Ohio’s Miami U. looks for first chief data officer
In an effort to enable a data-driven future at Miami University of Ohio, the institution’s leadership is looking to hire its first chief data officer.
“CDOs are increasingly becoming the norm at institutions across the United States and around the world,” David Seidl, the university’s chief information officer, told EsScoop. “As we leverage data as a key success factor, having someone who is tasked with a data strategy that keeps the data consistent, usable, and valuable is incredibly important.”
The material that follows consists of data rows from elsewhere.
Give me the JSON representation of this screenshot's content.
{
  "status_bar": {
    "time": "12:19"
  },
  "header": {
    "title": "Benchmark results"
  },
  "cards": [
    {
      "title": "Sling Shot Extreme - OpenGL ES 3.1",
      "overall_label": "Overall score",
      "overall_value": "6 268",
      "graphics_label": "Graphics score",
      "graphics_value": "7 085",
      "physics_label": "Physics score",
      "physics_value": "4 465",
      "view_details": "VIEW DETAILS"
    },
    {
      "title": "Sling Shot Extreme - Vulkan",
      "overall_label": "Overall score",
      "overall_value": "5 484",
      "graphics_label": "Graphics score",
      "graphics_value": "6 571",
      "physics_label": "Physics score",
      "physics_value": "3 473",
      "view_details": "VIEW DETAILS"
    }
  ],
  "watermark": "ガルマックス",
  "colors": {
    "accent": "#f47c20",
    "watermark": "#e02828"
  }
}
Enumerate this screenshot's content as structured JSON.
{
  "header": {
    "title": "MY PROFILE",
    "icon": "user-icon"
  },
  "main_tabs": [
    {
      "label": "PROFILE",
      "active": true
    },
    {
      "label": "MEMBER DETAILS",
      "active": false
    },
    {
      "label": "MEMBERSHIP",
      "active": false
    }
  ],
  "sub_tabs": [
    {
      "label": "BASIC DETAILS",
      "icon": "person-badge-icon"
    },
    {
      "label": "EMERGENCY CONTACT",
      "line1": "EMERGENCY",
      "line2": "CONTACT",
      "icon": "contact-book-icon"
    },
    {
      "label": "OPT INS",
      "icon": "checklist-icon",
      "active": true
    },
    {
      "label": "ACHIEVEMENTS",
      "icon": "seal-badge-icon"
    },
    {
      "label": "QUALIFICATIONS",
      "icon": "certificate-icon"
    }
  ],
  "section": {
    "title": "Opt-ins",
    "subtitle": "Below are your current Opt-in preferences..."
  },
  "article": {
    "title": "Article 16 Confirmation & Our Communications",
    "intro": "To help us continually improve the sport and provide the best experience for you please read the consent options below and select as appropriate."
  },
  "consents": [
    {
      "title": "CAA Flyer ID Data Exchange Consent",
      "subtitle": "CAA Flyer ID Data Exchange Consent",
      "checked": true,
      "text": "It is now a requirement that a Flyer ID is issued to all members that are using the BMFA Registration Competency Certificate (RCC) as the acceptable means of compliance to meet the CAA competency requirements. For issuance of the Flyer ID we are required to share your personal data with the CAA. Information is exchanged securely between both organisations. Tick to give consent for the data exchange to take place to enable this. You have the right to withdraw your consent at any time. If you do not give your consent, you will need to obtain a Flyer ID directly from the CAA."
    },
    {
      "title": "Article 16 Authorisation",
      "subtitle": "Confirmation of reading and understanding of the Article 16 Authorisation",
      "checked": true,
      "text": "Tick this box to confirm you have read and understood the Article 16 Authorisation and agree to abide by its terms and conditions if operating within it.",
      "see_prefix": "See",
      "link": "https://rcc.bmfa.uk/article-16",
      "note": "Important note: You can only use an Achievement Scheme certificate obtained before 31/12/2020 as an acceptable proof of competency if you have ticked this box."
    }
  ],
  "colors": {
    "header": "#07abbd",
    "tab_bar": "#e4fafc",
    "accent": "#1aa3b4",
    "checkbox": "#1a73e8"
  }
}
Developing and guiding the university’s first institution-wide data strategy will be one of the new CDO’s primary roles, Seidl said, and he or she will have to pay close attention to clear data definitions, good governance and accessible data.
“That all means that our future CDO will need to be a bridge builder who can work across our main campus, our two regional campuses, and even our international location in Luxembourg,” Seidl said.
Data collection, management and use has become a major priority at many higher education institutions across the country and plays a key part in almost every top IT issue, according to Educause’s priorities list for 2020.
“We see data as a new currency for the institution,” Susan Grajek, Educause’s vice president for communities and research, said at the organization’s annual conference in Chicago last month.
This is no different at Miami University. By bringing in a CDO, the university will be able to leverage a treasure trove of institutional data and make it useful and accessible for both academic and administrative operations, Seidl said.
Currently, data at Miami University is being collected and used by several teams across the institution, but this siloed approach creates limited accessibility to data that may be pertinent to a whole host of institutional undertakings .
“Miami has what I’d call data swimming pools. They’re crystal clear, carefully maintained, but fenced in for the divisions that use them or for specific users,” Seidl said. “Our vision is to remove those barriers and to make our data an available resource for all of campus while maintaining that clarity and ease of use.”
Seidl said he has seen how CDOs can transform how campuses think about and use data and hopes to bring the same type of change to Miami University.
“There’s really cool work to be done,” he said.